Drop some features which have less than 0.05 correlation and greater than -0.05 correlation.

In [None]:
churn_corr=churn_dummies.corr()[["Churn"]].sort_values("Churn")
corr_drop=list(churn_corr[(churn_corr["Churn"]< 0.05)& (churn_corr["Churn"]>-0.05)].index)
churn_dummies.drop(corr_drop,axis=1,inplace=True)

In [None]:
churn_dummies.info()

# Models for Prediction

In [None]:
from sklearn.ensemble import VotingClassifier, BaggingClassifier, AdaBoostClassifier, GradientBoostingClassifier
from sklearn.ensemble import RandomForestClassifier, ExtraTreesClassifier
from sklearn.linear_model import LogisticRegression, SGDClassifier
from sklearn.tree import DecisionTreeClassifier
from sklearn.pipeline import Pipeline
from sklearn.model_selection import cross_val_score
from sklearn.preprocessing import StandardScaler
from sklearn.svm import LinearSVC, SVC
import warnings
warnings.filterwarnings("ignore")
from xgboost import  XGBClassifier
from sklearn.metrics import f1_score,accuracy_score
from sklearn.model_selection import train_test_split

In [None]:
X=churn_dummies.drop("Churn",axis=1)
y=churn_dummies["Churn"]

In [None]:
X_train, X_test, y_train, y_test = train_test_split(X, y, test_size=0.33, random_state=42,shuffle=True, stratify = y)

In [None]:
print("No Churn", round(y_train.value_counts()[0]/len(y_train) * 100,2), "% of the Train dataset")
print("Churn", round(y_train.value_counts()[1]/len(y_train) * 100,2), "% of the Train dataset")
print("-------------------------------------------------------------------------------------------")
print("No Churn", round(y_test.value_counts()[0]/len(y_test) * 100,2), "% of Test the dataset")
print("Churn", round(y_test.value_counts()[1]/len(y_test) * 100,2), "% of the Test dataset")

In [None]:
dct = DecisionTreeClassifier(max_depth=10, random_state=42)

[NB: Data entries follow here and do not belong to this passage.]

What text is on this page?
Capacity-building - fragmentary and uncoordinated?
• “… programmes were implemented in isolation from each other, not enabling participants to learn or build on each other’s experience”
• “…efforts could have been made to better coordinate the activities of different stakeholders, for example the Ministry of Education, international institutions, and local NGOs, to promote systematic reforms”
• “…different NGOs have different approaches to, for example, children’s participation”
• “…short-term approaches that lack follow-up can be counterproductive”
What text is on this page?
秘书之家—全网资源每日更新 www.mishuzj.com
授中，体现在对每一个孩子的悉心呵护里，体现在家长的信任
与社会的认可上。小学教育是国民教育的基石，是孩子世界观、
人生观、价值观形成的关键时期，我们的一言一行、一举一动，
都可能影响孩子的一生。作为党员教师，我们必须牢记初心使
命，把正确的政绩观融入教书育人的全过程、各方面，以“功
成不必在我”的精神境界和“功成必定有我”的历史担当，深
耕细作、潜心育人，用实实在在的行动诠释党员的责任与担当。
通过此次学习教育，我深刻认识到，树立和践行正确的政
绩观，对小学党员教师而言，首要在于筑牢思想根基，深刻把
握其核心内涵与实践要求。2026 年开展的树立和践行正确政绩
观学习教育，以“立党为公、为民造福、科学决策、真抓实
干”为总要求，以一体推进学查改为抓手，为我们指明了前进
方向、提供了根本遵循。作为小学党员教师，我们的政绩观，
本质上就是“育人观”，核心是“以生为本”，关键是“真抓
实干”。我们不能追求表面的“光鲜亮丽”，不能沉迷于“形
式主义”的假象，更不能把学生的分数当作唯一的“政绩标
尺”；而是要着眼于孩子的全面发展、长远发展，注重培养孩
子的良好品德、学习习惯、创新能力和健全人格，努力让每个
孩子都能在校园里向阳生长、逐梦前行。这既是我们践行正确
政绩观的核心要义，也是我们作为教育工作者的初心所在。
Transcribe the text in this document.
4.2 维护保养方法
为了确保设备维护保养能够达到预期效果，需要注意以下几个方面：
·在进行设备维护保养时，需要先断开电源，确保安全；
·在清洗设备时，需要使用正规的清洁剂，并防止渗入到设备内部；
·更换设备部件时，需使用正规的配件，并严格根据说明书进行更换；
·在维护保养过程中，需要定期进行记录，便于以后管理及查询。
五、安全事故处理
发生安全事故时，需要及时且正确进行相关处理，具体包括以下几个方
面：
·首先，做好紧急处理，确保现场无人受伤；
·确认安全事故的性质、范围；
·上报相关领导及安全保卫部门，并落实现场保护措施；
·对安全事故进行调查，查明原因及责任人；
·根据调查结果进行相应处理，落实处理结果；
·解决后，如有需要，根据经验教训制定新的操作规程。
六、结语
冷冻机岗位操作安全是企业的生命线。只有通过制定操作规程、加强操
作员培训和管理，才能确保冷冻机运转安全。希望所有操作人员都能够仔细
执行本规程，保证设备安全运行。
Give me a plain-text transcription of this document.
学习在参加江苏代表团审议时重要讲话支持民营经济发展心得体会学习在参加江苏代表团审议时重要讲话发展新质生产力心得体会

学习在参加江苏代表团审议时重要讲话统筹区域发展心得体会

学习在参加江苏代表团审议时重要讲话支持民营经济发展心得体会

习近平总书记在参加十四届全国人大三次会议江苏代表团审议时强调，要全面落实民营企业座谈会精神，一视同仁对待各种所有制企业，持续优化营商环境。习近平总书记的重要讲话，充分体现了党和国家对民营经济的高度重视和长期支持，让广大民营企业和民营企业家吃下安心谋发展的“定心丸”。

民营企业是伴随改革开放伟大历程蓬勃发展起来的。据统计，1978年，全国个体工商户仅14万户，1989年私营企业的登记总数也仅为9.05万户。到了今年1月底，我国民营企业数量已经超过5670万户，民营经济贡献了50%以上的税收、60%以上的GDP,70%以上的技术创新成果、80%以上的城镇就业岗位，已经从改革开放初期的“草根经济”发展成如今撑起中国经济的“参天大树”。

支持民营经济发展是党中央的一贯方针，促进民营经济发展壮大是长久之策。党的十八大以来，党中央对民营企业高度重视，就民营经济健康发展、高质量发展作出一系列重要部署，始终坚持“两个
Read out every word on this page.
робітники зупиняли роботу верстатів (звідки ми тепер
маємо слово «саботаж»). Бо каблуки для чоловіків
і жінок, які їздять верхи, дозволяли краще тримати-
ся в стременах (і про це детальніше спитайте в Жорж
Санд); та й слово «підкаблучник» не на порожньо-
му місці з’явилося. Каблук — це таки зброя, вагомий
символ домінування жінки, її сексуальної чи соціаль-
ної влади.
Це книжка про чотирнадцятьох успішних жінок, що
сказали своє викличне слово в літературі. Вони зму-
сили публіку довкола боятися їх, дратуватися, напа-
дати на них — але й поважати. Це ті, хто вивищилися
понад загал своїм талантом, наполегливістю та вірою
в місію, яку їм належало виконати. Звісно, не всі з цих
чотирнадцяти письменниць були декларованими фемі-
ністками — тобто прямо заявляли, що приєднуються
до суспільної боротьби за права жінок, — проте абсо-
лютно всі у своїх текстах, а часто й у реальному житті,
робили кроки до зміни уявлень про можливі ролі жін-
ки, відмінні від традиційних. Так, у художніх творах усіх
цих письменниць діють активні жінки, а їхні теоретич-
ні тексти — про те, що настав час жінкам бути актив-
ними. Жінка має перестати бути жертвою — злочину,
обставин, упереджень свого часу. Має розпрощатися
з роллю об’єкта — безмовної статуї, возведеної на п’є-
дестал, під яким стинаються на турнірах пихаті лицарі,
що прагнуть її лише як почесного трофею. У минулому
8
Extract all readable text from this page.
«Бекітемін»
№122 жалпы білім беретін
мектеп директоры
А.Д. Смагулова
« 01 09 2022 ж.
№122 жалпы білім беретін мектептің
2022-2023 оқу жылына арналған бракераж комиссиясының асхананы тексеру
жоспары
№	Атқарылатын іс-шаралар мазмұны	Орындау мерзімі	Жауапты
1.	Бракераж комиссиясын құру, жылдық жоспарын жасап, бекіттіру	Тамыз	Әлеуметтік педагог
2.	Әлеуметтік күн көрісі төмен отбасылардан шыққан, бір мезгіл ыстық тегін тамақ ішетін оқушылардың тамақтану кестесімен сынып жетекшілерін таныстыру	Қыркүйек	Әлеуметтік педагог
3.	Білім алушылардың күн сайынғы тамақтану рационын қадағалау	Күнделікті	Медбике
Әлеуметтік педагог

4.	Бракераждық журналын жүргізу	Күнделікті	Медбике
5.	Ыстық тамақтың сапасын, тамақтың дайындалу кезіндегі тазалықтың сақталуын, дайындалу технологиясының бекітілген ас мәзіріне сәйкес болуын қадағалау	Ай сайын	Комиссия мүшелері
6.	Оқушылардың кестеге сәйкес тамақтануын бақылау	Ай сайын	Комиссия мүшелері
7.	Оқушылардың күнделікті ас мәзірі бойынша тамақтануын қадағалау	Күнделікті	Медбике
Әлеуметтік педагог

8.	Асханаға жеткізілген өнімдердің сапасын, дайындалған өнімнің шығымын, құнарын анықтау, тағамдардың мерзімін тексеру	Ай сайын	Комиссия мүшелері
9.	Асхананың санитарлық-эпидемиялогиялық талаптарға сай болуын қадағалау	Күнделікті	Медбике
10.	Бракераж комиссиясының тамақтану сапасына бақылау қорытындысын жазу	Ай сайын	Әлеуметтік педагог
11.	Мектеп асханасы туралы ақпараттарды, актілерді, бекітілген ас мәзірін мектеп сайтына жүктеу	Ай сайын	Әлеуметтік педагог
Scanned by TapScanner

sgd = SGDClassifier(random_state=42)

log = LogisticRegression(random_state=42)

svm_rbf = SVC(kernel="rbf", random_state=42)

svm_lin = LinearSVC(loss="hinge")

voting = VotingClassifier(estimators=[
    ("dct", dct), ("sgd", sgd), ("svm_rbf", svm_rbf), ("smv_lin", svm_lin), ("log", log)
], voting="hard", n_jobs=-1)

bag1 = BaggingClassifier(base_estimator=dct, n_estimators=50, max_samples=0.6, n_jobs=-1)

bag2 = BaggingClassifier(base_estimator=log, n_estimators=50, max_samples=0.6, n_jobs=-1)

rnd_frst = RandomForestClassifier(n_estimators=50, max_depth=10, max_features=0.7, random_state=42, n_jobs=-1)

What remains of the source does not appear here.